The loud-mouthed yat from Arabi parlayed a successful business venture into a winning bid for state Senate, and found time to help save lives during Hurricane Katrina.
This isn’t the first time he brings up his mother, a schoolteacher for 26 years. At 42, his father became disabled and could no longer support the family. It was his dream to have a son graduate from college, so after leaving Chalmette High, Boasso enrolled at the University of New Orleans. He began cleaning shipping containers on nights and weekends to pay for school, and jokes that at 19-years-old, a box of Tide laundry detergent and a garden hose launched his million-dollar enterprise that now employs 500 people in six states.
And to help support the family, his mother also went back to college. They spent the next five years at UNO together, graduating on the same day in 1983—Walter with a business degree, and his mother with her education degree.
“I’m a Roads scholar, didn’t you know?” Boasso asks me. “That’s R-O-A-D. I come from the road of hard knocks.”
He and his wife, Cindy, have already rebuilt their home in Arabi, trying to keep the economy going in their small hamlet just outside of New Orleans. Their children are all enrolled in local schools—their daughter Brittany, 22, begins Loyola Law School this fall; their eldest son Walter, 18, joins the freshman class at LSU; and their youngest son Rori, 13, is an eighth-grader at Holy Cross.
When he’s not jetting around the state hot on the campaign trail, Boasso likes to relax at his 994-acre ranch between Poplarville and Wiggins in Mississippi, where he raises cattle and exotic animals such as zebra, sable and impala.
“Unfortunately I don’t have much time to get out there these days, and I probably won’t get out there again until after the election,” Boasso says. “It really is my sanctuary.”
But this loud-mouthed yat from Arabi who parlayed a successful business venture into a successful bid for state Senate four years ago has more noise to make first.

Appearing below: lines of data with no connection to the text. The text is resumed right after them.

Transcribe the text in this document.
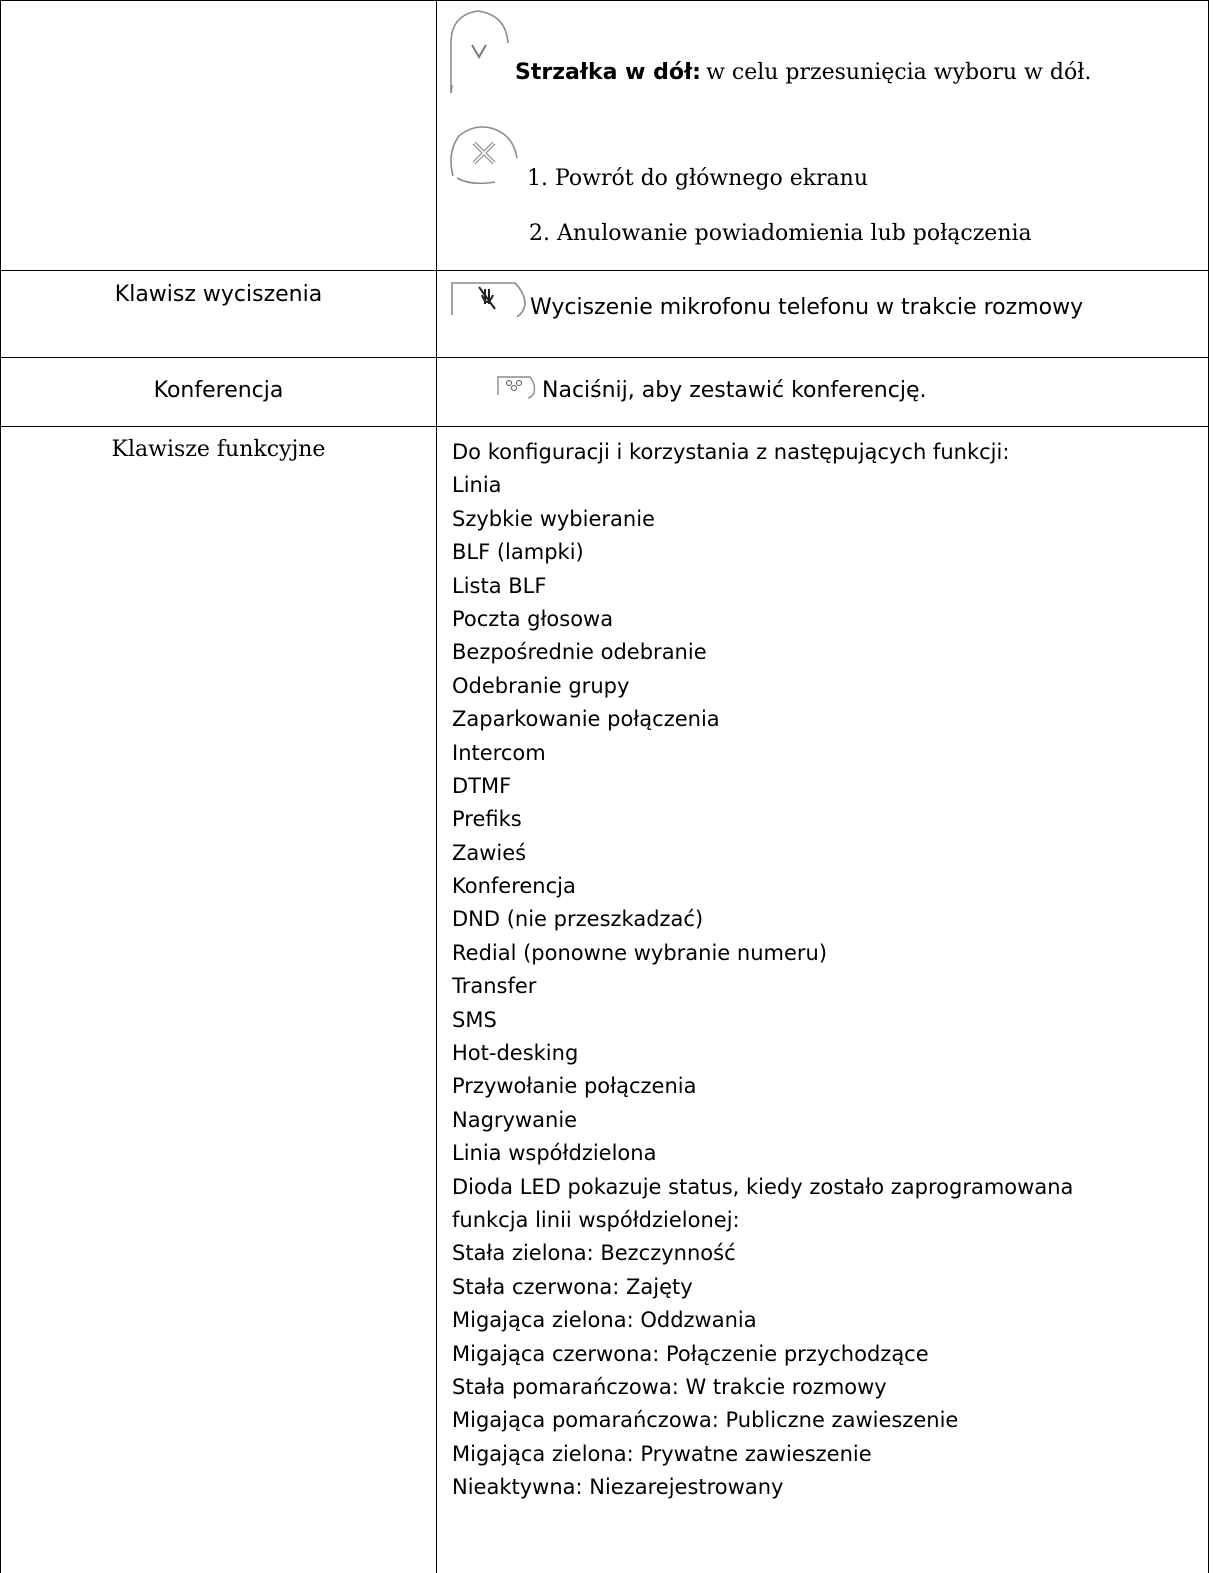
Strzałka w dół: w celu przesunięcia wyboru w dół.
1. Powrót do głównego ekranu
2. Anulowanie powiadomienia lub połączenia
Klawisz wyciszenia
Wyciszenie mikrofonu telefonu w trakcie rozmowy
Konferencja	Naciśnij, aby zestawić konferencję.
Klawisze funkcyjne	Do konfiguracji i korzystania z następujących funkcji:
Linia
Szybkie wybieranie
BLF (lampki)
Lista BLF
Poczta głosowa
Bezpośrednie odebranie
Odebranie grupy
Zaparkowanie połączenia
Intercom
DTMF
Prefiks
Zawieś
Konferencja
DND (nie przeszkadzać)
Redial (ponowne wybranie numeru)
Transfer
SMS
Hot-desking
Przywołanie połączenia
Nagrywanie
Linia współdzielona
Dioda LED pokazuje status, kiedy zostało zaprogramowana
funkcja linii współdzielonej:
Stała zielona: Bezczynność
Stała czerwona: Zajęty
Migająca zielona: Oddzwania
Migająca czerwona: Połączenie przychodzące
Stała pomarańczowa: W trakcie rozmowy
Migająca pomarańczowa: Publiczne zawieszenie
Migająca zielona: Prywatne zawieszenie
Nieaktywna: Niezarejestrowany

“As a business man I live and die by financial statements, and I know the financial statements of Louisiana,” he says. “We’re not growing. We have enough money in state government, but we don’t have our priorities in the right place. I plan to completely dismantle the structure we have put in place and rebuild it from the ground up. You’re talking to an entrepreneur. We don’t wait for anybody to do anything for us. One thing I can promise you is the next four years with me as governor will be the most productive Louisiana has ever seen.”
‘I’m a Roads scholar, didn’t you know? That’s R-O-A-D. I come from the road of hard knocks,’ says state Sen. Walter Boasso, hot on the campaign trail for governor.